(Londres et Washington) Le Royaume-Uni a dénoncé vendredi « un déni de justice » après le refus des États-Unis d’extrader une femme de diplomate américain accusée d’être responsable d’un accident mortel de la route en Angleterre.

La mort d’Harry Dunn, 19 ans, le 27 août dernier dans la collision de sa moto par la voiture d’Anna Sacoolas, qui roulait du mauvais côté de la route près de la base américaine où travaille son mari, a provoqué une vive émotion au Royaume-Uni.

L’affaire s’ajoute désormais aux sujets de dissensions entre Londres et Washington, en plus du projet britannique de taxe sur les géants du numérique et la possible attribution du réseau 5G au Chinois Huawei, au moment où le gouvernement britannique compte négocier après le Brexit un nouvel accord commercial avec les États-Unis.

« Au moment de l’accident, et pendant toute la durée de son séjour au Royaume-Uni, la conductrice, une citoyenne américaine, bénéficiait de l’immunité », a expliqué un porte-parole du département d’État américain dans une déclaration transmise à l’AFP. Une extradition « aurait enlevé son sens au fait même d’invoquer l’immunité diplomatique, et aurait créé un précédent extrêmement troublant ».

Insuffisant pour Londres. « Nous sommes déçus de cette décision qui apparaît comme un déni de justice », a réagi une porte-parole du ministère britannique de l’Intérieur. « Nous examinons en urgence toutes les possibilités qui s’offrent à nous ».

Après avoir réitéré la déception du Royaume-Uni lors d’une conversation téléphonique avec l’ambassadeur des États-Unis à Londres, Woody Johnson, le ministre britannique des Affaires étrangères Dominic Raab a assuré dans un communiqué que « le Royaume-Uni aurait agi différemment s’il s’était agi d’un diplomate britannique aux États-Unis ».  

Manifestation

Invoquant l’immunité diplomatique, Anna Sacoolas, 42 ans et mère de trois enfants, était repartie aux États-Unis peu après la collision.

Elle avait été inculpée fin décembre par la justice britannique pour conduite dangereuse ayant causé la mort. Le parquet britannique avait alors lancé une procédure d’extradition, aussitôt considérée comme un « abus » par Washington.
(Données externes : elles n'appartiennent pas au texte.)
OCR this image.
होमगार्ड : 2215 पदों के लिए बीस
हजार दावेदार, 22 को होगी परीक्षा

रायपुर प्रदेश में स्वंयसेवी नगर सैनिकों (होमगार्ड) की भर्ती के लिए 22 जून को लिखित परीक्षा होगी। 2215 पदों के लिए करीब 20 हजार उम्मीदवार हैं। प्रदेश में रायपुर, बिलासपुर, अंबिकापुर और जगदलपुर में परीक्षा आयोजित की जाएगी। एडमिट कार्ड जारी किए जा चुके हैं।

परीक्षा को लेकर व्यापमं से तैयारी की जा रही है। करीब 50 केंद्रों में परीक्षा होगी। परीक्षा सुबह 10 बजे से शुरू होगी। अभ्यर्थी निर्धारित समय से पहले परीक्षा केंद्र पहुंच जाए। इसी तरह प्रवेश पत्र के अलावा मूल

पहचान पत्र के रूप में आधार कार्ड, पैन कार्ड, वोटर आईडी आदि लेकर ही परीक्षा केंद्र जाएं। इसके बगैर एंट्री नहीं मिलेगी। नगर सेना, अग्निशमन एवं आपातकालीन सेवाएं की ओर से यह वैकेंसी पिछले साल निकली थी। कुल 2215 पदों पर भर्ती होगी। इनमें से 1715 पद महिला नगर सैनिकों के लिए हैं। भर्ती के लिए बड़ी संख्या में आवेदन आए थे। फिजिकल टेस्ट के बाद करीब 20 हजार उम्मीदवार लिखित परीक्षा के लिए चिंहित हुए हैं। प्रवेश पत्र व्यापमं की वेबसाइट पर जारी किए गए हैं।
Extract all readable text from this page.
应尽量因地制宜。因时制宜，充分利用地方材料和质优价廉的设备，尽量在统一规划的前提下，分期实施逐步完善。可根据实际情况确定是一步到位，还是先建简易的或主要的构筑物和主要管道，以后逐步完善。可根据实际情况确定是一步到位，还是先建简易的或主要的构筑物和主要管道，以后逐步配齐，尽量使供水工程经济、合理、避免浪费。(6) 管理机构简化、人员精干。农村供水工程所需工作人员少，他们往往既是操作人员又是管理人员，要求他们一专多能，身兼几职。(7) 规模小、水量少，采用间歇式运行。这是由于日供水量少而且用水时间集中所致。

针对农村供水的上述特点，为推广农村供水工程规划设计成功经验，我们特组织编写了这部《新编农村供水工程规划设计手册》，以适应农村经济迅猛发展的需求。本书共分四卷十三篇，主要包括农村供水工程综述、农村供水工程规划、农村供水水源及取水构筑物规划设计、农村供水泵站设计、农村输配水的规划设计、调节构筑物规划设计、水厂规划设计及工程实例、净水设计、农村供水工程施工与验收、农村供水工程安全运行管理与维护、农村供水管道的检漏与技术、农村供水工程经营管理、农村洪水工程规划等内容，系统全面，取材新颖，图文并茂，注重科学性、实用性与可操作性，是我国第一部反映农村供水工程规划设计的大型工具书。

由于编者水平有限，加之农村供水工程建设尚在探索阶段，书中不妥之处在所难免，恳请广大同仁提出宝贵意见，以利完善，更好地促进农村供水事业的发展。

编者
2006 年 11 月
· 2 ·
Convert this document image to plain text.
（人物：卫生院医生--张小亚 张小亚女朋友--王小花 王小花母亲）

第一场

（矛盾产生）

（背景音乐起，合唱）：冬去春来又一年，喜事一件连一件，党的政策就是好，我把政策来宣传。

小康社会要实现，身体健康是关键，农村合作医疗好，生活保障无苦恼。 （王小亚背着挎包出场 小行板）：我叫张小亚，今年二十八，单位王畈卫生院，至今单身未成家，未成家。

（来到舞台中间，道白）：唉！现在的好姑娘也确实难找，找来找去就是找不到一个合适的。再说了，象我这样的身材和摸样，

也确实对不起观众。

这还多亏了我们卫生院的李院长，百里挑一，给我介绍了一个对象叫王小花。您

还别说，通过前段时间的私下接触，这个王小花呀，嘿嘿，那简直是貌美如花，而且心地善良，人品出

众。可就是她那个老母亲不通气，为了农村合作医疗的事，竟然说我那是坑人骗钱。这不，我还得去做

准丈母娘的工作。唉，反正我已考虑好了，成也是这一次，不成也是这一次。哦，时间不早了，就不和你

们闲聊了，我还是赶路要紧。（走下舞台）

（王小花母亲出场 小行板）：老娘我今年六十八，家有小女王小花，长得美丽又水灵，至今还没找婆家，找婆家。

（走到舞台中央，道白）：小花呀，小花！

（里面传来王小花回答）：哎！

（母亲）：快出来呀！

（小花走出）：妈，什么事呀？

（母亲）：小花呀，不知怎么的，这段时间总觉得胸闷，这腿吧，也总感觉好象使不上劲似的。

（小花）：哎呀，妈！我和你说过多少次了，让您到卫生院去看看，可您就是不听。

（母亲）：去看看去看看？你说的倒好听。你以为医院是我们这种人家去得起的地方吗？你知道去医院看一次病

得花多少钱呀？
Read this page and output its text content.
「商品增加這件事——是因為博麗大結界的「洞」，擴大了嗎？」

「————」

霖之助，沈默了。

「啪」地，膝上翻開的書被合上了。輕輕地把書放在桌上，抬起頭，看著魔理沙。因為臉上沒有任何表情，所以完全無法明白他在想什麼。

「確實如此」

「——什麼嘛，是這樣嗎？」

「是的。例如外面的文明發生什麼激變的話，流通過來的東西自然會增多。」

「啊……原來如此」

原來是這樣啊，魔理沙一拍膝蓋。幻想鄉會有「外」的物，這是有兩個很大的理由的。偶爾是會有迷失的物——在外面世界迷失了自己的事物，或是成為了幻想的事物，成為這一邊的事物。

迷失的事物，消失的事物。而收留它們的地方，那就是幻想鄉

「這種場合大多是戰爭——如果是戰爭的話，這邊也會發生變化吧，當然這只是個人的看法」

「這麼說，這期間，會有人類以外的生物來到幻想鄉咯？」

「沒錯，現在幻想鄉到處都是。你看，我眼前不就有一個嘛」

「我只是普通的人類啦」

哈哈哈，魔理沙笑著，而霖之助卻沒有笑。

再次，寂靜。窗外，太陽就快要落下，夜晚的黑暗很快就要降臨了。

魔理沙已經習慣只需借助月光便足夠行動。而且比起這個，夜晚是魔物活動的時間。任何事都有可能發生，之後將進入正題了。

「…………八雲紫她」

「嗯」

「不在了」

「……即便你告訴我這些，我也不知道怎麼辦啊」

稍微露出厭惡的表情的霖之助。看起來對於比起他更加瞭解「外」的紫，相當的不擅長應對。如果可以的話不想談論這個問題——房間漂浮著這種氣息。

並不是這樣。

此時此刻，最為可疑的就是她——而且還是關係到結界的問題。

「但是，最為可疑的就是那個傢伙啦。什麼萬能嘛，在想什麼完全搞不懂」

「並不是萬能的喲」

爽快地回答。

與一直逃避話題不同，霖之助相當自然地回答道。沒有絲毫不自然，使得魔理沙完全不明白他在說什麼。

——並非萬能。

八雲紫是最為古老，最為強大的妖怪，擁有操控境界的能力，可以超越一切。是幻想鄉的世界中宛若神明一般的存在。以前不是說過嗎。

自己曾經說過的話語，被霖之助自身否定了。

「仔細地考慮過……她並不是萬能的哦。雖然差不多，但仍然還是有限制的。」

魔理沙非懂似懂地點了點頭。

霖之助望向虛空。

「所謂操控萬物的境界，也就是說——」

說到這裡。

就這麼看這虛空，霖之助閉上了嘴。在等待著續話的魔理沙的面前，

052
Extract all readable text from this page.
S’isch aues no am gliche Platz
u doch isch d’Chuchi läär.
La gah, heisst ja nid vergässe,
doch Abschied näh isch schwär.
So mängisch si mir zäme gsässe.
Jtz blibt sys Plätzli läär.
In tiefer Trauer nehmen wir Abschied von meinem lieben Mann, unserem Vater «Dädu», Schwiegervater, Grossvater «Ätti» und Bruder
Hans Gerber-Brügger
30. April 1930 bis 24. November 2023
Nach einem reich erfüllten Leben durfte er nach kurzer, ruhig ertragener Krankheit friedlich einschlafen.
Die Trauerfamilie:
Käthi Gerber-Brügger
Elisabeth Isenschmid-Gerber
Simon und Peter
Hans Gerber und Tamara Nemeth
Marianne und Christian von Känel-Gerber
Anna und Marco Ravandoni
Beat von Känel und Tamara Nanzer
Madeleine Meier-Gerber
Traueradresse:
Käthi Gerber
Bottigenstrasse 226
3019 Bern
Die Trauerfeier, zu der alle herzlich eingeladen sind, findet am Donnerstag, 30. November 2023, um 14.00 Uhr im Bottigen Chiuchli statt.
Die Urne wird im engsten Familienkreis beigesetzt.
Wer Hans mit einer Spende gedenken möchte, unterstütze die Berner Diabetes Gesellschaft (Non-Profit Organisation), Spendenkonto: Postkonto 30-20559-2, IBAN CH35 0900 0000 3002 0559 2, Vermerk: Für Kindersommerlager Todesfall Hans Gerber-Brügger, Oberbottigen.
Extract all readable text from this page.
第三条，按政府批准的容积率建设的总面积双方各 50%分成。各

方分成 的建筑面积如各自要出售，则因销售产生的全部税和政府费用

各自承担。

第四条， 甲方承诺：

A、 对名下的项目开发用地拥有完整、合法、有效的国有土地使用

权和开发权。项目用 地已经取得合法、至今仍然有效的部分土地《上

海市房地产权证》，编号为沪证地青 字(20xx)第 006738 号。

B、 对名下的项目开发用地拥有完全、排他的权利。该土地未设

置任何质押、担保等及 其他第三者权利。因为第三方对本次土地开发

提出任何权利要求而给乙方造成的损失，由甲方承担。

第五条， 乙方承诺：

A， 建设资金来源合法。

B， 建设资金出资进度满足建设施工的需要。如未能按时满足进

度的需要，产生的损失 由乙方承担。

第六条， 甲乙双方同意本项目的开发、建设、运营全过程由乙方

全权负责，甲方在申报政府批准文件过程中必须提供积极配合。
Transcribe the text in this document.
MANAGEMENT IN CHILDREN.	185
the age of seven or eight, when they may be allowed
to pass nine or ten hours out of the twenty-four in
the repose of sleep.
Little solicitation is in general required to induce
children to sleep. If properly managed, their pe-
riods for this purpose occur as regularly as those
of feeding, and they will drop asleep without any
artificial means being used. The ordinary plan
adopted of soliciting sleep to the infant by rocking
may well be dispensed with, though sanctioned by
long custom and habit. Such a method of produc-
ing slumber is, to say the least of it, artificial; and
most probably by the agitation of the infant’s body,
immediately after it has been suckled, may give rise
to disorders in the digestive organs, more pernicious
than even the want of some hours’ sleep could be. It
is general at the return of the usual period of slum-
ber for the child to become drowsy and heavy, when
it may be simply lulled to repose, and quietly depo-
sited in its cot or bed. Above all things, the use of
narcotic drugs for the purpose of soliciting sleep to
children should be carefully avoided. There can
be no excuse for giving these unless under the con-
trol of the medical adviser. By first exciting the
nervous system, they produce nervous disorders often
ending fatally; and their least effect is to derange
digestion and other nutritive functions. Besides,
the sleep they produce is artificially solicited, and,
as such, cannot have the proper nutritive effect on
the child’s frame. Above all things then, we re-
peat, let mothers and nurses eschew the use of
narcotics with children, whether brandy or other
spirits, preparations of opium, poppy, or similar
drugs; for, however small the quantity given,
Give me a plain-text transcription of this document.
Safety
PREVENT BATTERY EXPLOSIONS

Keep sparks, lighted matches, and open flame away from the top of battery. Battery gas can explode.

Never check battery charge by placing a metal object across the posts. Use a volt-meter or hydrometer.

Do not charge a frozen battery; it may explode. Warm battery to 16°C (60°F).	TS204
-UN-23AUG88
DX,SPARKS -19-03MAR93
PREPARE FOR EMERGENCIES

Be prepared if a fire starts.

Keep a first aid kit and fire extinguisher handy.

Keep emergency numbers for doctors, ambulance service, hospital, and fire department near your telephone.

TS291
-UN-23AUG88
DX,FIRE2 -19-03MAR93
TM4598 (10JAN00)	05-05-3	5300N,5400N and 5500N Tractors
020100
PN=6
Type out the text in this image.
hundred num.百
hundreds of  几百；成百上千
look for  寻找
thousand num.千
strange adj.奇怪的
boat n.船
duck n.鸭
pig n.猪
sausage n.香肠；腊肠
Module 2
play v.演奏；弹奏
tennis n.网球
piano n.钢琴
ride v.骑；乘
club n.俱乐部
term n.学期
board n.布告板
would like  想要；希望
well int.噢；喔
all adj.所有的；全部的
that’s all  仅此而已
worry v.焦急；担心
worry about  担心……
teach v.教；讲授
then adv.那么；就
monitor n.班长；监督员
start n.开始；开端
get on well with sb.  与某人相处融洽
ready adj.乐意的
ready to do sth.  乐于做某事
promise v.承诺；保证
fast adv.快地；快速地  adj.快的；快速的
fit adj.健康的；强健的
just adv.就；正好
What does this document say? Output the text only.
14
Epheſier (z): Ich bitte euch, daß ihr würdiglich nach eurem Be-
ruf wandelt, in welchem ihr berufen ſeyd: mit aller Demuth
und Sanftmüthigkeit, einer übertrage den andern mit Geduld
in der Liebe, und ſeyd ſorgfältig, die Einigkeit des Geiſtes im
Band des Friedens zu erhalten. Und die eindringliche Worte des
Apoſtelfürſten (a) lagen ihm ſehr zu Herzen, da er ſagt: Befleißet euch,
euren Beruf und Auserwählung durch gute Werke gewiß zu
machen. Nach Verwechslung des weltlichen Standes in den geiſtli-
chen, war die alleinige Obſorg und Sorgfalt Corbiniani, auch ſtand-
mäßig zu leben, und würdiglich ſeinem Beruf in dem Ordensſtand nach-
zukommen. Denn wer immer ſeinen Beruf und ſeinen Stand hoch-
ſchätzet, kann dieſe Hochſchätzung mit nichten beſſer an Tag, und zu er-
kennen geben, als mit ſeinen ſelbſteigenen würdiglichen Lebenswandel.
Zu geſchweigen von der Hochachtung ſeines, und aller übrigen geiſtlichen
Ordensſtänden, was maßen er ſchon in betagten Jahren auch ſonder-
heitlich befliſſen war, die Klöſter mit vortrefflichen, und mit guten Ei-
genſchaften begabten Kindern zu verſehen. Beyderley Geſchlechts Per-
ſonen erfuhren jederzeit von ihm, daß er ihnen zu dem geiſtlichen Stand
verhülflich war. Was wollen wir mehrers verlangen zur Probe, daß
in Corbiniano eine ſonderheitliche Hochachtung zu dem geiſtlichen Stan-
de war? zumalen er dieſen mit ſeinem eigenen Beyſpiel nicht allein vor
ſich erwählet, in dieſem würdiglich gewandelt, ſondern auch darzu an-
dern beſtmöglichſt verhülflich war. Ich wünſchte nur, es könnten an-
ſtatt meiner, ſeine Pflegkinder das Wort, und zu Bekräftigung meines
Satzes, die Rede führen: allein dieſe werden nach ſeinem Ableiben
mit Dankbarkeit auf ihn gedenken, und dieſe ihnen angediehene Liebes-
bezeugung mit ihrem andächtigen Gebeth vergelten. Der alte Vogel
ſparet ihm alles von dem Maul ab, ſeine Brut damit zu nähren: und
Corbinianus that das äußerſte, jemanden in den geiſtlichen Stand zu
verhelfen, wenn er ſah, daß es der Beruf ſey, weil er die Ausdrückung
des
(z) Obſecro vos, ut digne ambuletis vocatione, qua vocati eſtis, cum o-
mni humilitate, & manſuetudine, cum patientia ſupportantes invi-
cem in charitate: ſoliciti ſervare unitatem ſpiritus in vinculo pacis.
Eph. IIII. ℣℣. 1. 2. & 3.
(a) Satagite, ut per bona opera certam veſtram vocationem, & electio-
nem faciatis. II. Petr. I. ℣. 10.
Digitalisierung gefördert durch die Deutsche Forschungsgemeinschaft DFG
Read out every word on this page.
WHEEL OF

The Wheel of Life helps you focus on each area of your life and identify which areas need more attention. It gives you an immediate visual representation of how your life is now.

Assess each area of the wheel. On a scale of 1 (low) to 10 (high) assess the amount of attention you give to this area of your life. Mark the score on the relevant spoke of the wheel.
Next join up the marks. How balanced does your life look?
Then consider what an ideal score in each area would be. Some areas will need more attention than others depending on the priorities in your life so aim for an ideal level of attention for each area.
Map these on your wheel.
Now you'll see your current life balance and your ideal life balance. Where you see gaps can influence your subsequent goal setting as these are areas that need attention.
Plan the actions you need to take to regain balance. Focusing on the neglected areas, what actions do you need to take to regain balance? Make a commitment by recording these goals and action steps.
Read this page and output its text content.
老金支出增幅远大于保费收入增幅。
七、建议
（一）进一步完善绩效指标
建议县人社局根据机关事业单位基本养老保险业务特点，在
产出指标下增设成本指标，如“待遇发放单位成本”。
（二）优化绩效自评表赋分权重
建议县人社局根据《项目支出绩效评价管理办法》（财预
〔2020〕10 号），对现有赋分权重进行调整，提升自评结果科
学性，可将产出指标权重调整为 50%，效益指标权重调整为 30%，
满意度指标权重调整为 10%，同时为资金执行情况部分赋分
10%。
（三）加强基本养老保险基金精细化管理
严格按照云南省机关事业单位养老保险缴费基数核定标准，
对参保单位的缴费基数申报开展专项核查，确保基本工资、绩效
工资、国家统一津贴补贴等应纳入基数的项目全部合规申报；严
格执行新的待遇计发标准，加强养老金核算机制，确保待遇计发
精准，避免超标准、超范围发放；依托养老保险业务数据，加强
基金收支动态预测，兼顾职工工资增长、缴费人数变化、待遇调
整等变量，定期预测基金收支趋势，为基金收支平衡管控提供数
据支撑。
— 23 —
La famille d’Harry Dunn s’est dite « pas du tout surprise » par le refus américain. Dans un communiqué, elle a dénoncé une administration américaine « sans foi ni loi » prête « à attaquer jusqu’à son proche allié sur la scène internationale ».

Cette affaire a en effet provoqué des frictions diplomatiques entre les deux pays, unis par une « relation spéciale » déjà mise à dure épreuve ces dernières années.

Donald Trump avait évoqué un « accident horrible », le mettant sur le compte de la fatalité et de la difficulté pour un automobiliste américain de s’habituer à la conduite à gauche.

Alors que la presse britannique s’est fait écho d’autres accidents près du site militaire, dans le centre de l’Angleterre, le ministre Dominic Raab a estimé que « les travaux visant à améliorer la sécurité routière sur et autour de la base de Croughton doivent se poursuivre ».  

Malgré ce revers, la famille de Harry Dunn compte poursuivre son combat pour obtenir justice et a prévu une manifestation devant la base le dimanche 2 février, a indiqué son porte-parole Radd Seiger sur la BBC.  

Il a également appelé le premier ministre Boris Johnson à en faire davantage, l’exhortant à rencontrer la famille pour « nous dire ce qu’il compte faire ».  

Dans le même temps, le Royaume-Uni fait les yeux doux aux États-Unis dans le contexte de la sortie du Royaume-Uni de l’Union européenne le 31 janvier.  

Le président américain Donald Trump, fervent supporter du Brexit, a promis à Boris Johnson un accord commercial bilatéral « énorme » et « magnifique », même si les négociations s’annoncent âpres malgré la proximité affichée par les deux hommes.